Пол притянул меня к себе, поцеловал в висок и прошептал:
— Свет костра напоминает мне о даче.
Наша единственная ночь страсти. Тогда я ещё не знала, чего это стоило. Тогда я упивалась воспоминаниями, как чистыми часами блаженства.
— Мне тоже. Давай притворимся, что мы снова там.
Его глаза заблестели. Я не предлагала заняться сексом на веранде, но он знал, как сильно я хочу, чтобы он поцеловал меня, и как только мы начали целоваться, казалось, что мы никогда не остановимся.
Не прошло и трёх месяцев со Дня Святого Валентина.

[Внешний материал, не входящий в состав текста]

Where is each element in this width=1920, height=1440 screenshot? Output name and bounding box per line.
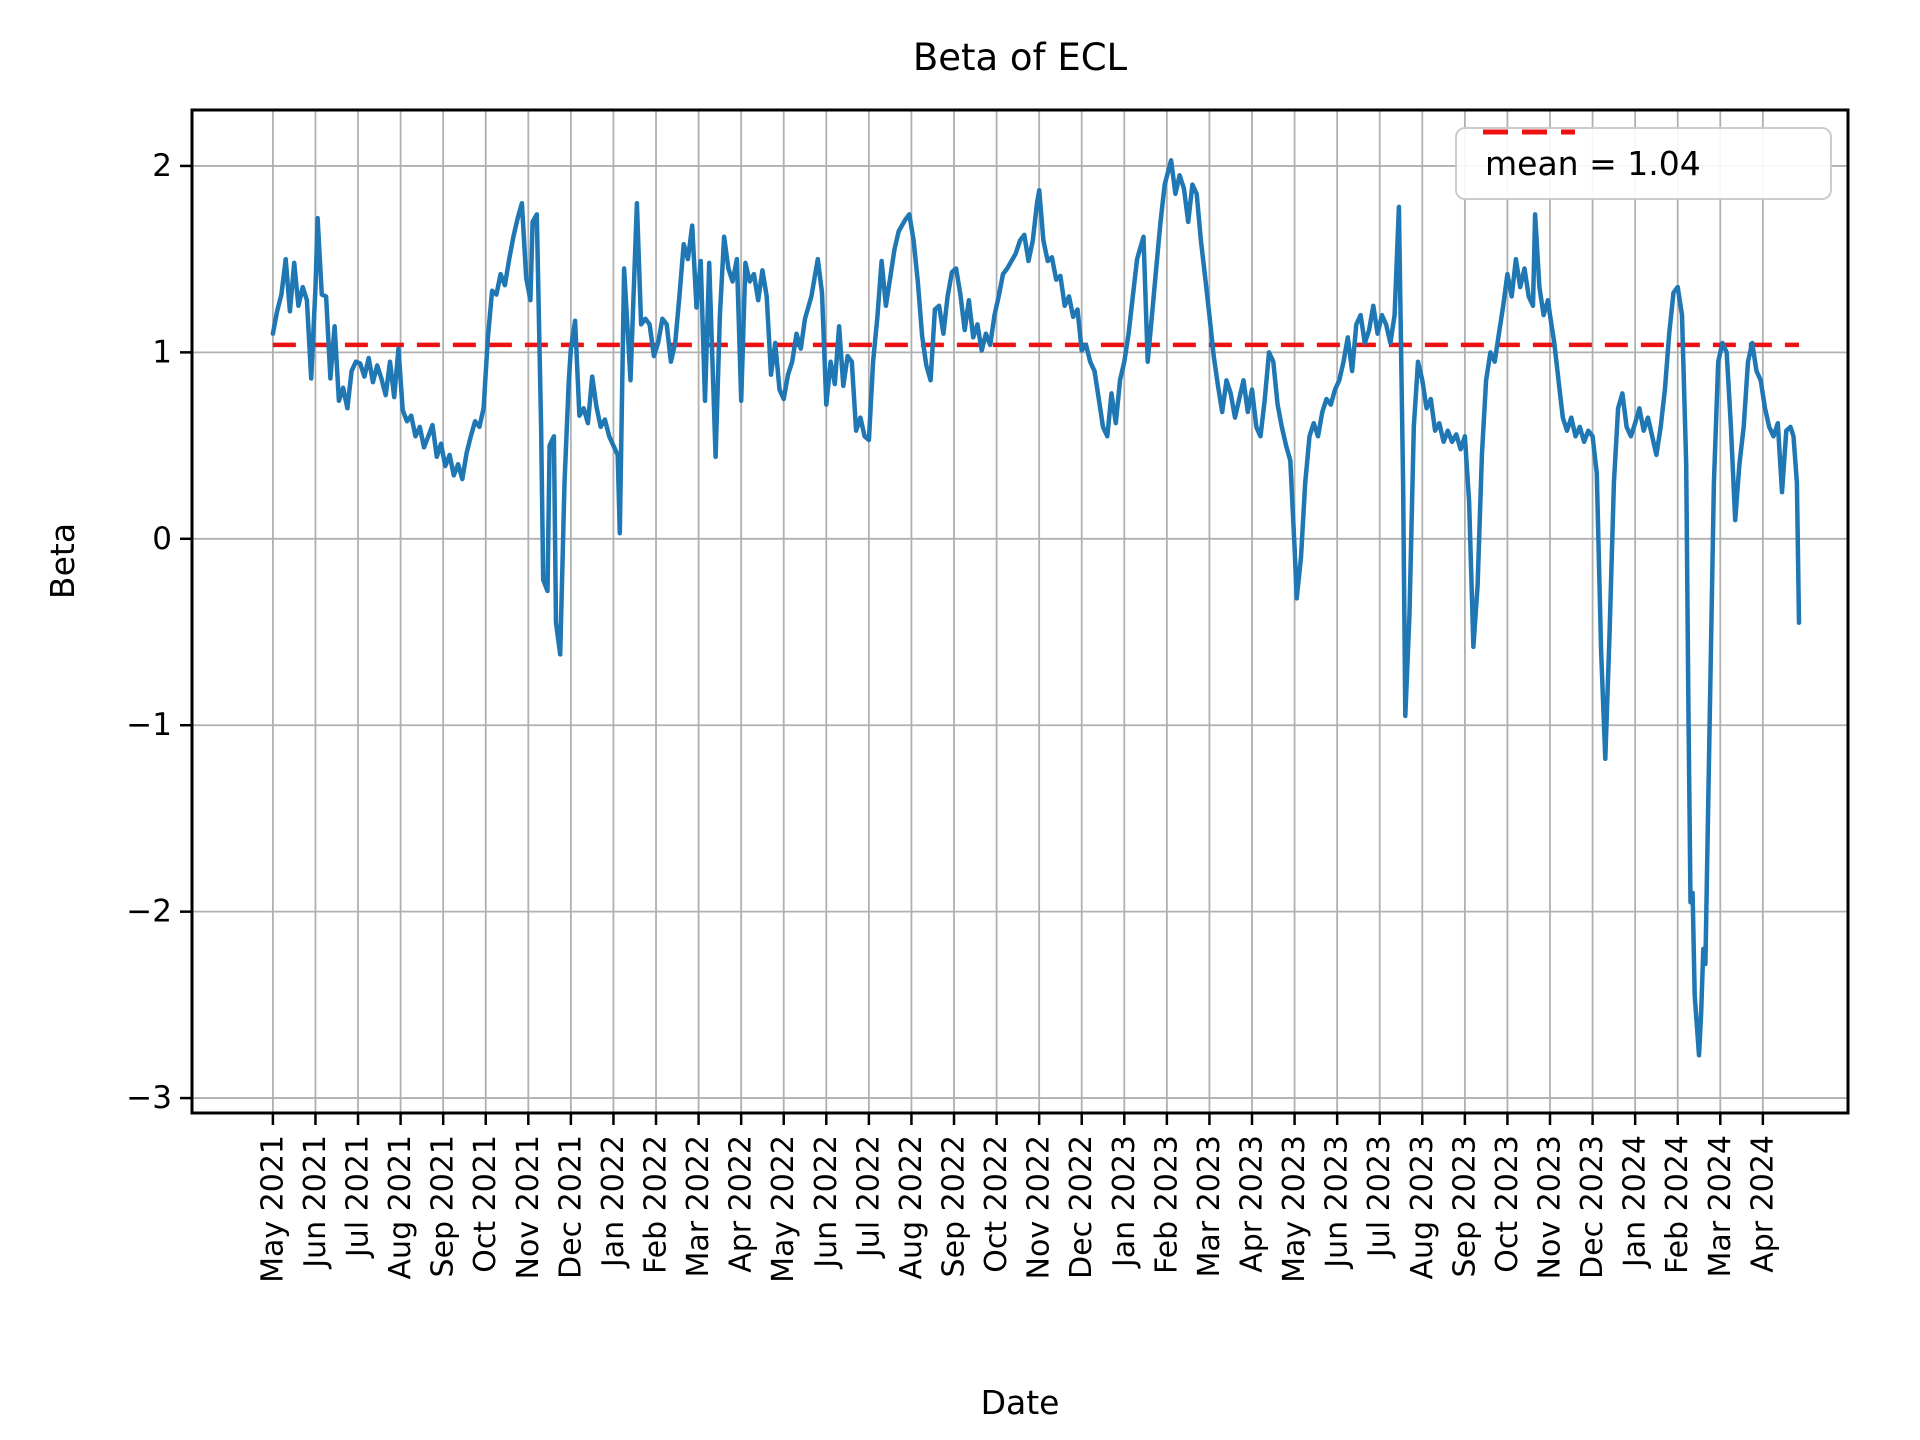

Теперь я здесь, с разбитым сердцем, не уверенная, что мы с Полом когда-нибудь снова будем вместе, несчастная. И на геосинхронной орбите.
Мои родители предлагают мне позавтракать в «столовой», исходя из теории, что социализация — это хорошо. Я встаю рано просто потому, что не могу больше ни секунды хандрить в простом белом ящике своей комнаты. Когда я прихожу, завтрак кажется уже заканчивается. Полдюжины людей в комбинезонах выходят, разговаривая друг с другом о вспышках на солнце и разрыве между людьми по имени Мин-Джи и Седрик. Один из них машет мне рукой, и я машу в ответ. Мы что, друзья? Знакомые? Думаю, все здесь должны знать друг друга.
Одна вспышка светлых волос заставляет меня замереть. Мой мозг нашёптывает Ромола, приспешница Ватта Конли в полудюжине миров, включая Главный Офис. Но нет, это кто-то другой. Космическая вселенная — это измерение, где мне не нужно беспокоиться о ней.
Похоже, это единственный счастливый случай, который поджидал меня за долгое время.
Пока я сижу в одиночестве за столом в кафетерии, передвигая яичницу по своей жестяной тарелке, входит Пол. Его ночь, должно быть, была такой же печальной и одинокой, как и моя, но выражение его лица было таким замкнутым. Любой, кто не знал его лучше, мог назвать его холодным. Пол больше не надеется найти утешение со мной, но я не могу не желать этого от него. Моё расколотое надвое сердце знает только, что его вторая половина рядом, и тоскует по нему так отчаянно, что у меня болит грудь.
Мы… расстались? Этот термин звучит так по-детски для ужасного разрыва, который открылся между нами. Когда я думаю об этом буквально, это звучит ближе к истине. Мы были сломлены. Мы разбиты на куски. Мы не можем снова быть вместе.
Он садится на ближайшую пластиковую скамейку.